Über 900 Bewerbungen für Tante Enso Läden
Einer der Gründer hat in einem Interview von über 900 Bewerbungen für die Mini-Supermärkte gesprochen. Der Bedarf scheint groß zu sein. Bisher wurden deutschlandweit 20 Tante Enso Märkte eröffnet und es kommen jeden Monat zwei neue dazu. Mit einer Vorleistung von 15 Millionen Euro von MyEnso soll das Expansionstempo in Zukunft weiter zunehmen.
Nach unserem Businessplan sind wir ab 45 Märkten in den schwarzen Zahlen, sagt der MyEnso Chef und Gründer Bausch.

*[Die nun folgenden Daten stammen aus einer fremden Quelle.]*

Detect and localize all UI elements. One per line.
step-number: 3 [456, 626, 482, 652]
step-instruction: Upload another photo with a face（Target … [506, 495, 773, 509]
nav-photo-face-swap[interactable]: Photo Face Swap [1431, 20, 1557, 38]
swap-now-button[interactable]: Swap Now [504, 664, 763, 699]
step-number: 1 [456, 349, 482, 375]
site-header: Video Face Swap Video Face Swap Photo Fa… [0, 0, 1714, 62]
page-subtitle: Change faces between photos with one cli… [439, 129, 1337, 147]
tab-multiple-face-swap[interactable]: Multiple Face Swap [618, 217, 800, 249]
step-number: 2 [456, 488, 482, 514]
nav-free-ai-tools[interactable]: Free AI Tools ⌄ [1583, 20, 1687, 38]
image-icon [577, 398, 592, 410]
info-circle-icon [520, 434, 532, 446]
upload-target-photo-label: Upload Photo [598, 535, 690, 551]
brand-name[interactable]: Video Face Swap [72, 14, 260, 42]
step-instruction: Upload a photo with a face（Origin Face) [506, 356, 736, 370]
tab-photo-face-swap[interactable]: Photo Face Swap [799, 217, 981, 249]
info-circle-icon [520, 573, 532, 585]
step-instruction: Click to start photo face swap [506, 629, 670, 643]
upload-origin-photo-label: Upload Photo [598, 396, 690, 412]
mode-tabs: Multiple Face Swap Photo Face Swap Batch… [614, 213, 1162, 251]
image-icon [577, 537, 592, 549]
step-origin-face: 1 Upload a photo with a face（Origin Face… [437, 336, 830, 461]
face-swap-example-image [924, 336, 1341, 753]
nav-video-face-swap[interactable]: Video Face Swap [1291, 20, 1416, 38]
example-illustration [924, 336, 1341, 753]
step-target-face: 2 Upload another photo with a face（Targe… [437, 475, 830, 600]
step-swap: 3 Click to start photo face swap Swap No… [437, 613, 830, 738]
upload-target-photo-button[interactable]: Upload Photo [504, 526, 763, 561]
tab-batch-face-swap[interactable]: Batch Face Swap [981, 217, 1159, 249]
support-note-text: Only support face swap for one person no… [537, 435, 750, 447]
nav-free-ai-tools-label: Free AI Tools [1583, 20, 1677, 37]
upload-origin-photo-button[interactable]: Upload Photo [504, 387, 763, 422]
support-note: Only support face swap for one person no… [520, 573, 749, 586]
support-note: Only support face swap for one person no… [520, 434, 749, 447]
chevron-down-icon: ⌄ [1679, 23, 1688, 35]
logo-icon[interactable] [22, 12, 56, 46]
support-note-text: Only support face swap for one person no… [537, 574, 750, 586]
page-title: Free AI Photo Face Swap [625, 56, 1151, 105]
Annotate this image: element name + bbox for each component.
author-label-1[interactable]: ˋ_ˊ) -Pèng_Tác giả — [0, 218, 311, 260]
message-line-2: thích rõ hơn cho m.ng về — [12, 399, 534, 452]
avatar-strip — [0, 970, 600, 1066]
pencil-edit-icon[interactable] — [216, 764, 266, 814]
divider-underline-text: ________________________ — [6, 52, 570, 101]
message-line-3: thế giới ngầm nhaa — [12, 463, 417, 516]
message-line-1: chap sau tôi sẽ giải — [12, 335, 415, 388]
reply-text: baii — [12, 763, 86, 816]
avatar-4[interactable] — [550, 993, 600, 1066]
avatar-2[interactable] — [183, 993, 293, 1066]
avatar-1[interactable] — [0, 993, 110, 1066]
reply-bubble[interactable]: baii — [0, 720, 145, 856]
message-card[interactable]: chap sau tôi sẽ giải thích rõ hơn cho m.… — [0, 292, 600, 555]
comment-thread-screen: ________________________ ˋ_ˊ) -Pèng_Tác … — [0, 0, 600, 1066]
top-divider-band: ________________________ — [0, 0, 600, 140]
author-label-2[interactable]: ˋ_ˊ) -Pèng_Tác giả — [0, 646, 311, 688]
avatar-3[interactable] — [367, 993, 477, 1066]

Eigentlich sollten schon bis Ende letzten Jahres 50 Tante Enso Läden eröffnen, mit dem Ziel bis 2030 auf 1.000 Filialen zu kommen. Das Tempo hat sich etwas verringert, soll jetzt aber mit erhöhten Investitionen wieder beschleunigt werden. Nach Angaben der Gründer verdienen die Tante Enso Läden ab 300.000 € Umsatz im Jahr Geld, wenn die oben genannten Vorgaben eingehalten werden. In der Vergangenheit haben einige über 500.000 € erwirtschaftet. Das bisherige Konzept geht also auf, wobei das Umsatzpotenzial auf ca. 2,3 Millionen Euro im Jahr geschätzt wird.
Keine Konkurrenz durch Aldi, Lidl, Penny, Edeka, Rewe etc.
Das Konzept der großen Supermärkte ist es, ab einer Verkaufsfläche von 800 bis 1000 Quadratmeter einen Standort zu eröffnen. Die Kalkulationen der großen Märkte wie Aldi und Co. sieht die Personalkosten als zu hoch an, wenn die Filialen kleiner sind. Nur in Ausnahmefällen gibt es kleinere Filialen, z.B. starker Tourismus. In kleinen Gemeinden ist der Umsatz zu gering, im Verhältnis zu den laufenden Kosten.
Kleine Geschäfte sterben immer weiter aus auf dem Land. MyEnso bietet den Vorteil, dass die Preise im Tante Enso konkurrenzfähig sind. Viele kleinere Läden werden gerne besucht, aber sind häufig deutlich teurer, da nur in kleinen Mengen bestellt wird. Der Großeinkauf bietet günstige Preise und im Vergleich zu den großen Ketten gibt es keine vorgeschriebenen Produkte. Das Sortiment kann günstig und individuell angeboten werden. Geht das Konzept von Tante Enso auf, wäre es ein bedeutender Schritt für die Digitalisierung von Lebensmitteln.
(TB)
Hallo,
ich finde das sehr spannend.
Leider verschwinden diese kleinen Läden immer und immer mehr. Bei mir im Dorf ist einer gewesen und nach so vielen Jahren, sind sie einfach weg. Das trifft einen hart, wenn man bedenkt, dass man seine Kindheit dort verbracht hat.
Dennoch finde ich es sehr gewagt, wenn man einfach gegen der Strom von Amazon, Online Banking und Co. anschwimmt. Es hat ja einen Grund, weshalb diese Läden (leider Gottes) aussterben. Mehr dazu:
https://www.braunschweiger-zeitung.de/peine/ilsede/article238131413/Hohe-Kosten-Sterben-Tante-Emma-Laeden-im-Landkreis-Peine-aus.html
Ein großer Faktor dafür sind einfach die immer höher werdenden Kosten, welche so einen kleinen Laden aussterben lassen. Passt man die Preise dementsprechend an, fallen aber höchstwahrscheinlich die Kunden weg, wegen der stetig aufsteigenden Preisen.
Ich wünsche viel Erfolg mit dem Projekt. Es würde mich freuen, mal einen solchen „Tante Enso Laden“ in meiner Nähe zu haben.